The report claims that Sotomayor refused to sit in the back seat because she felt it was “undignified” (read: she didn’t want to be stuck making awkward small talk while Alito mansplained originalism). Alito, in turn, reportedly demanded that the AC be set to “meat locker” because he believes global warming is a myth perpetuated by Big Solar. The driver, a poor soul who probably signed up for this job thinking he’d be guarding a briefcase, had to mediate a dispute over whether the radio should be set to NPR or *someone’s* burned CD of Rush Limbaugh’s greatest hits.
And it gets better. The passive-aggressive notes. Oh, the notes. Apparently, after the ride, Alito left a handwritten note on Sotomayor’s chair accusing her of “unilateral decision-making regarding the thermostat.” Sotomayor, not one to back down, reportedly responded with a Post-it note that read, “I’m sorry, I didn’t realize the temperature of a vehicle was a threat to the Constitution. My bad.” She then allegedly added a smiley face with a middle finger. (Okay, I made that last part up, but I’m 95% sure it happened.)

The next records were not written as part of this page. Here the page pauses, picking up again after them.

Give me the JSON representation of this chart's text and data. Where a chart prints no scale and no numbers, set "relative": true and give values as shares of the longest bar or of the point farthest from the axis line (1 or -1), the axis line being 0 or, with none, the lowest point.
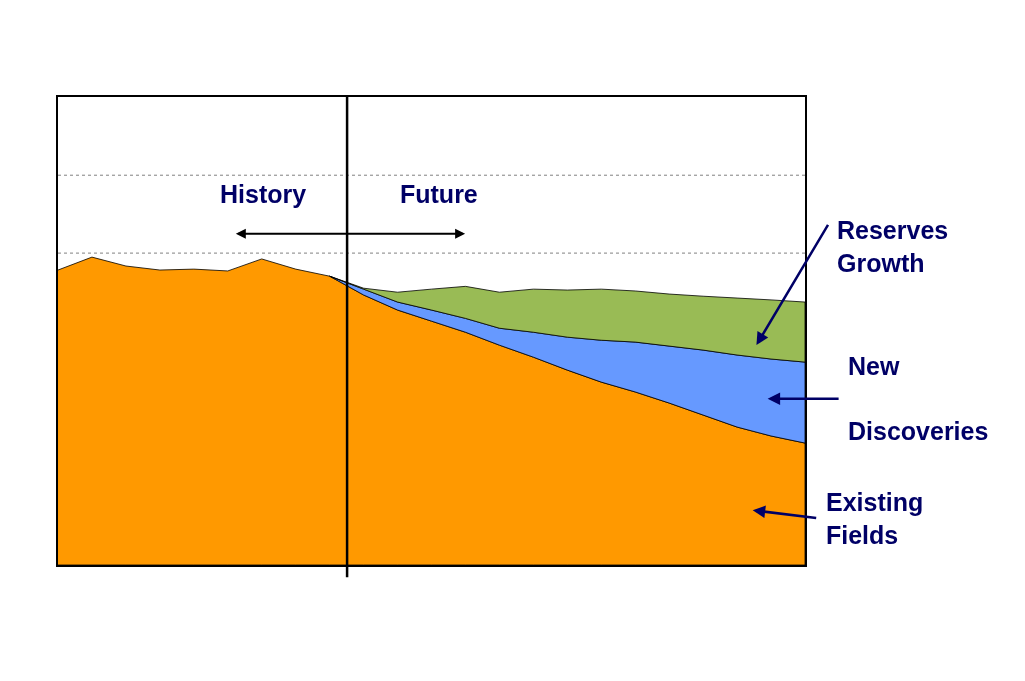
{
  "chart_data": {
    "type": "area",
    "stacked": true,
    "relative": true,
    "categories": [
      null,
      null,
      null,
      null,
      null,
      null,
      null,
      null,
      null,
      null,
      null,
      null,
      null,
      null,
      null,
      null,
      null,
      null,
      null,
      null,
      null,
      null,
      null
    ],
    "series": [
      {
        "color": "#ff9900",
        "values": [
          0.958,
          1.0,
          0.971,
          0.958,
          0.961,
          0.955,
          0.994,
          0.961,
          0.938,
          0.877,
          0.828,
          0.792,
          0.756,
          0.714,
          0.675,
          0.633,
          0.594,
          0.562,
          0.526,
          0.487,
          0.448,
          0.419,
          0.396
        ]
      },
      {
        "color": "#6699ff",
        "values": [
          null,
          null,
          null,
          null,
          null,
          null,
          null,
          null,
          0,
          0.019,
          0.026,
          0.036,
          0.045,
          0.055,
          0.081,
          0.107,
          0.136,
          0.162,
          0.185,
          0.211,
          0.234,
          0.25,
          0.263
        ]
      },
      {
        "color": "#99bb55",
        "values": [
          null,
          null,
          null,
          null,
          null,
          null,
          null,
          null,
          0,
          0.003,
          0.032,
          0.068,
          0.104,
          0.117,
          0.14,
          0.153,
          0.166,
          0.166,
          0.169,
          0.175,
          0.185,
          0.192,
          0.195
        ]
      }
    ],
    "ref_lines": [
      {
        "axis": "y",
        "value": 1.013,
        "color": "#808080",
        "line_style": "dotted"
      },
      {
        "axis": "y",
        "value": 1.266,
        "color": "#808080",
        "line_style": "dotted"
      }
    ],
    "annotations": [
      "History",
      "Future",
      "Reserves\nGrowth",
      "New\nDiscoveries",
      "Existing\nFields"
    ]
  }
}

This is peak AITA energy, folks. Who’s the asshole here? Is it Alito, for treating a shared car ride like a hostage negotiation? Or is it Sotomayor, for refusing to engage in basic adult communication? The answer, obviously, is both. They’re both the asshole. This is the Supreme Court’s version of your roommate eating your leftover pizza. Except the pizza is the interpretation of the Second Amendment, and the leftover pizza is the future of American democracy.
But let’s be real for a second. This isn’t just about a car ride. This is a symptom of a Court that has become less a deliberative body and more a WWE pay-per-view event. We’ve got leaked draft opinions, public spats over ethics, and now, literal notes about who gets to control the AC. The public trust in the Supreme Court is lower than my credit score after the pandemic. And when the public sees two justices acting like children over a carpool lane, they’re not going to think, “Ah, yes, the solemn majesty of the law.” They’re going to think, “These people are deciding whether I can buy a gun or get an abortion? FML.”

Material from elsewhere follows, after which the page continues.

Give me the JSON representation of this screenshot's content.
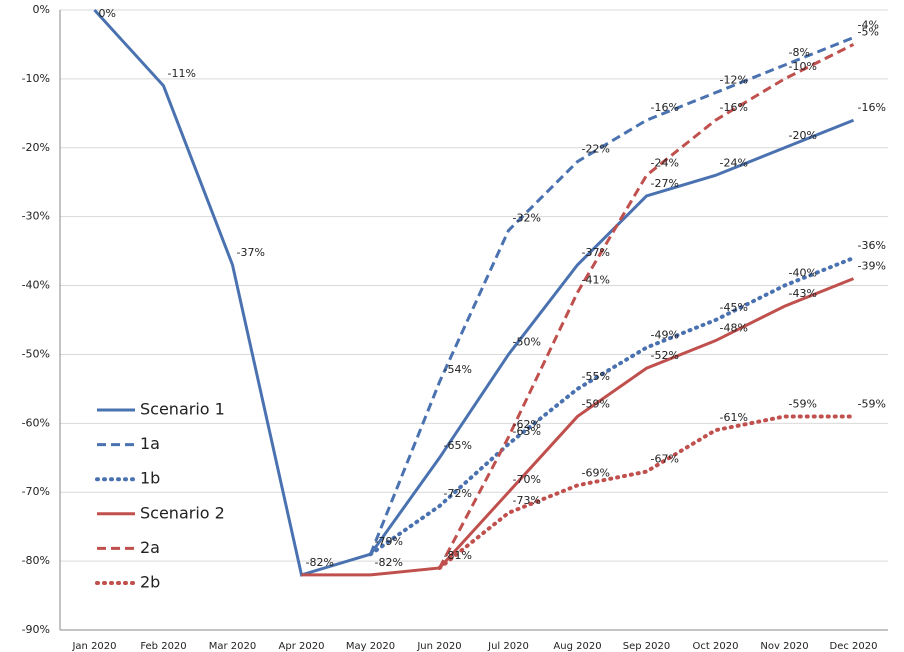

And of course, the internet is having a field day. Reddit threads are already calling this the “Carpool Lane of Justice” and demanding that the Court release the dashcam footage. Twitter (RIP X) is flooded with memes of Alito and Sotomayor in a clown car, complete with a caption that says, “When you and your coworker disagree on the meaning of ‘Equal Protection.’” Someone has already Photoshop’d them into an episode of *The Odd Couple*, with Alito as Felix Unger and Sotomayor as Oscar Madison. It’s glorious, it’s petty, and it’s exactly the kind of content we need to distract from the fact that the country is literally on fire.

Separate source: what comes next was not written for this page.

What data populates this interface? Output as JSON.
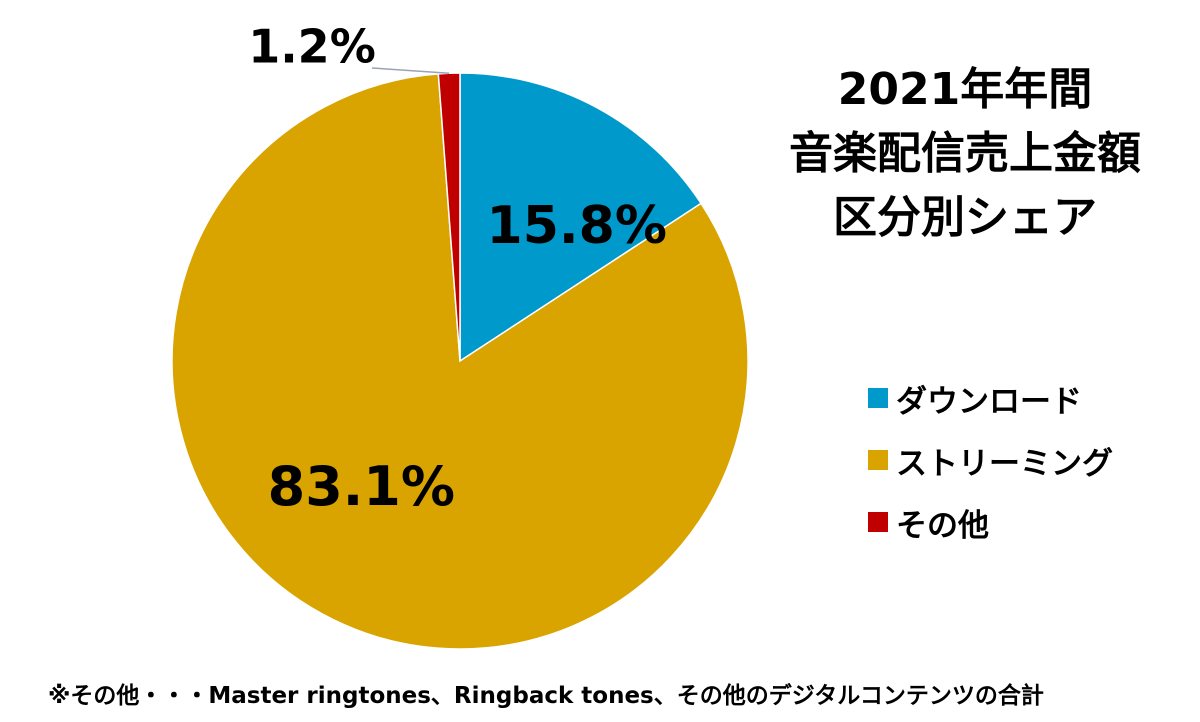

But here’s the thing that really gets my goat: this whole drama is a distraction. While Alito and Sotomayor are fighting over the temperature setting, real people are getting evicted, real laws are being overturned, and real lives are being upended. The Supreme Court is supposed to be above this kind of petty BS. They’re supposed to be the
Final Thoughts
Based on the article, the clash between Alito and Sotomayor isn’t merely about legal doctrine; it’s a raw, personal battle over the very soul of the Court—whether it remains a deliberative body or devolves into a stage for partisan grievance. What’s most troubling isn’t their ideological divide, but the erosion of the institutional guardrails that once forced them to find common ground, leaving the public with the bitter taste of a judiciary that looks less like a referee and more like another player in the game. In the end, this isn’t a story about two justices; it’s a warning that when the robe no longer commands respect, the rule of law itself becomes just another opinion.